Let $\tau_hf(x)=f(x-h)$, with $f:\mathbb{R}^N\to\mathbb R$ in $L^\infty$ and $x,h\in\mathbb R^n$. Prove translations of $f$ by $h_n\to0$ converge weakly-* in $L^\infty$.

I manated it for functions a.e. equal to a.e. continuous functions. I was wondering:


*

*Is there any function that does NOT have the property of being a.e. equal to an a.e. continuous function?

*Does not having that property imply either non-measurability or not being a.e. bounded?


"a.e." means "Lebesgue-a.e.".
 A: The answer is NO to both questions.

Indeed, to give a counter-example, it is sufficient to show that there exists a bounded measurable function $f$ such that, for all negligible sets $N$, $f|_{\mathbb R^d\setminus N}$ is not continuous (in the subspace topology).

Let $\mathbb Q^d=\{q_n\}_{n\in\mathbb N}$ the $d$-uples of rational numbers. Consider $$B_n=B(q_n,2^{-n})=\left\{x\in\mathbb R^d\,:\,|x-q_n|<2^{-n}\right\}$$
Let $V:=\bigcup_{n\in\mathbb N} B_n$ and let $\chi_V$ its indicator function. Let $\mu$ the Lebesgue measure on $\mathbb R^d$ and let $\omega=\mu(B(0,1))$.
You can easily see that $\frac\omega2\le \mu(V)\le \sum_{n=1}^{\infty} 2^{-n}\omega=\omega$
So $\mu(\mathbb R^d\setminus V)=+\infty$

Since $\chi_V$ is identically $1$ on $V$ and identically $0$ on $\mathbb R^d\setminus V$, there does not exist a negligible set $N$ such that $\chi_V|_{\mathbb R^d\setminus N}:\mathbb R^d\setminus V\longrightarrow \{0,1\}$ is continuous.

Indeed, $R^d\setminus N$ must intersect both $V$ and $\mathbb R^d\setminus V$. Let $x\in (R^d\setminus V)\setminus N$.
There exists a sequence $q_{n_k}\in\mathbb Q^d$ such that $q_{n_k}\to x$ in $\mathbb R^d$. Notice that none of the $B_{n_k}$ can be containbed in $N$ (because $\mu(N)=0$). So there exists a sequence $a_k\in V\setminus N$ such that $$\begin{cases} a_k\in B_{n_k}\setminus N\subseteq V\setminus N\\
a_k\to x\end{cases}$$
But $\chi_V(x)=0$ and  $\chi_V(a_k)=1$. So $\chi_V|_{\mathbb R^d\setminus N}$ is not continuous.
Notice that $\chi_V$ is not only measurable, but also borelian.
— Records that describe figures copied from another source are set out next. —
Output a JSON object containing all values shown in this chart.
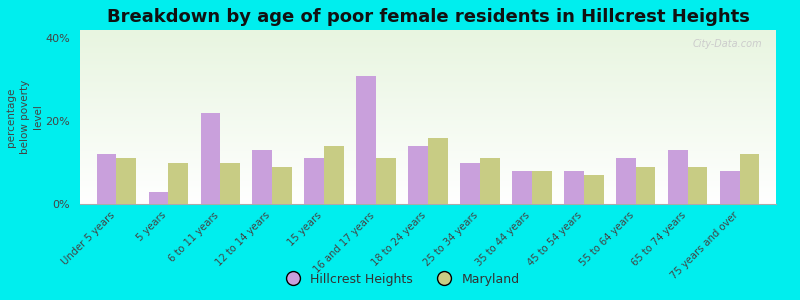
{
  "title": "Breakdown by age of poor female residents in Hillcrest Heights",
  "ylabel": "percentage\nbelow poverty\nlevel",
  "categories": [
    "Under 5 years",
    "5 years",
    "6 to 11 years",
    "12 to 14 years",
    "15 years",
    "16 and 17 years",
    "18 to 24 years",
    "25 to 34 years",
    "35 to 44 years",
    "45 to 54 years",
    "55 to 64 years",
    "65 to 74 years",
    "75 years and over"
  ],
  "hillcrest_values": [
    12,
    3,
    22,
    13,
    11,
    31,
    14,
    10,
    8,
    8,
    11,
    13,
    8
  ],
  "maryland_values": [
    11,
    10,
    10,
    9,
    14,
    11,
    16,
    11,
    8,
    7,
    9,
    9,
    12
  ],
  "hillcrest_color": "#c9a0dc",
  "maryland_color": "#c8cc84",
  "outer_bg": "#00eeee",
  "ylim": [
    0,
    42
  ],
  "yticks": [
    0,
    20,
    40
  ],
  "ytick_labels": [
    "0%",
    "20%",
    "40%"
  ],
  "title_fontsize": 13,
  "legend_labels": [
    "Hillcrest Heights",
    "Maryland"
  ],
  "bar_width": 0.38,
  "watermark": "City-Data.com"
}
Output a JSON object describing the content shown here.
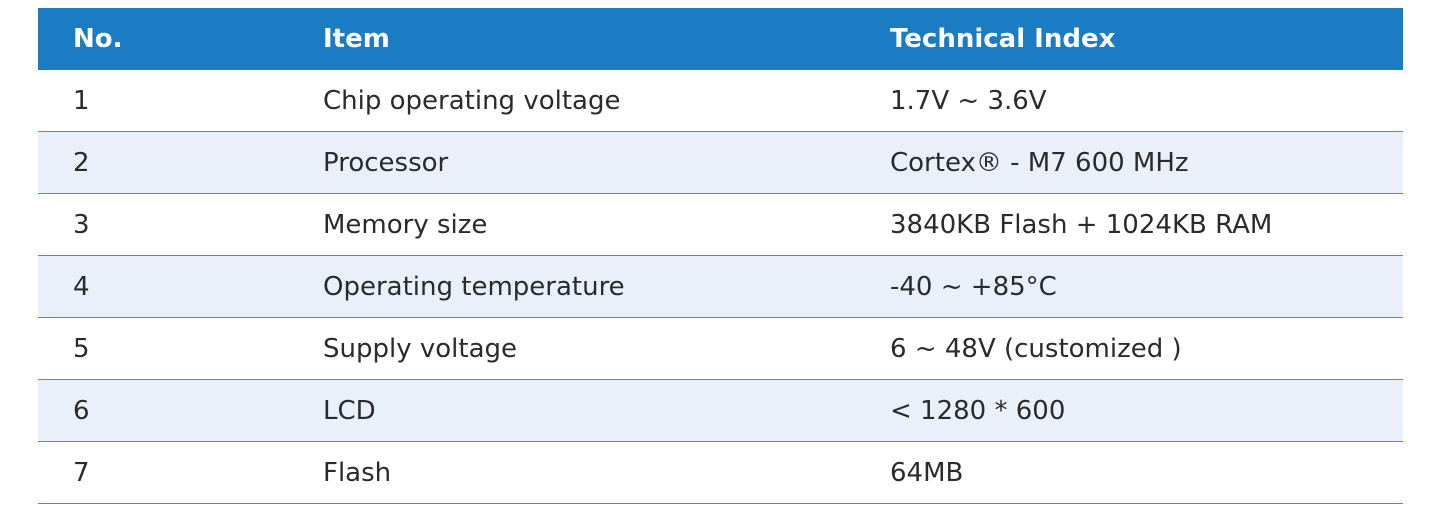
{
  "table": {
    "headers": {
      "no": "No.",
      "item": "Item",
      "index": "Technical Index"
    },
    "rows": [
      {
        "no": "1",
        "item": "Chip operating voltage",
        "index": "1.7V ~ 3.6V"
      },
      {
        "no": "2",
        "item": "Processor",
        "index": "Cortex® - M7 600 MHz"
      },
      {
        "no": "3",
        "item": "Memory size",
        "index": "3840KB Flash + 1024KB RAM"
      },
      {
        "no": "4",
        "item": "Operating temperature",
        "index": "-40 ~ +85°C"
      },
      {
        "no": "5",
        "item": "Supply voltage",
        "index": "6 ~ 48V (customized )"
      },
      {
        "no": "6",
        "item": "LCD",
        "index": "< 1280 * 600"
      },
      {
        "no": "7",
        "item": "Flash",
        "index": "64MB"
      }
    ]
  },
  "colors": {
    "header_bg": "#1a7cc2",
    "alt_row_bg": "#e9f0f9",
    "divider": "#3f8fd1"
  }
}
And it is bounded.
A: MickG, the answer to both of your questions is no (at least in the presence of measurability). Consider all bounded measurable functions which are supported on the hypercube $[0,1]^N$. If you assertions were true, $L_\infty[0,1]^N$ would be Banach-space isomorphic to $C[0,1]^N$ but the former space is non-separable.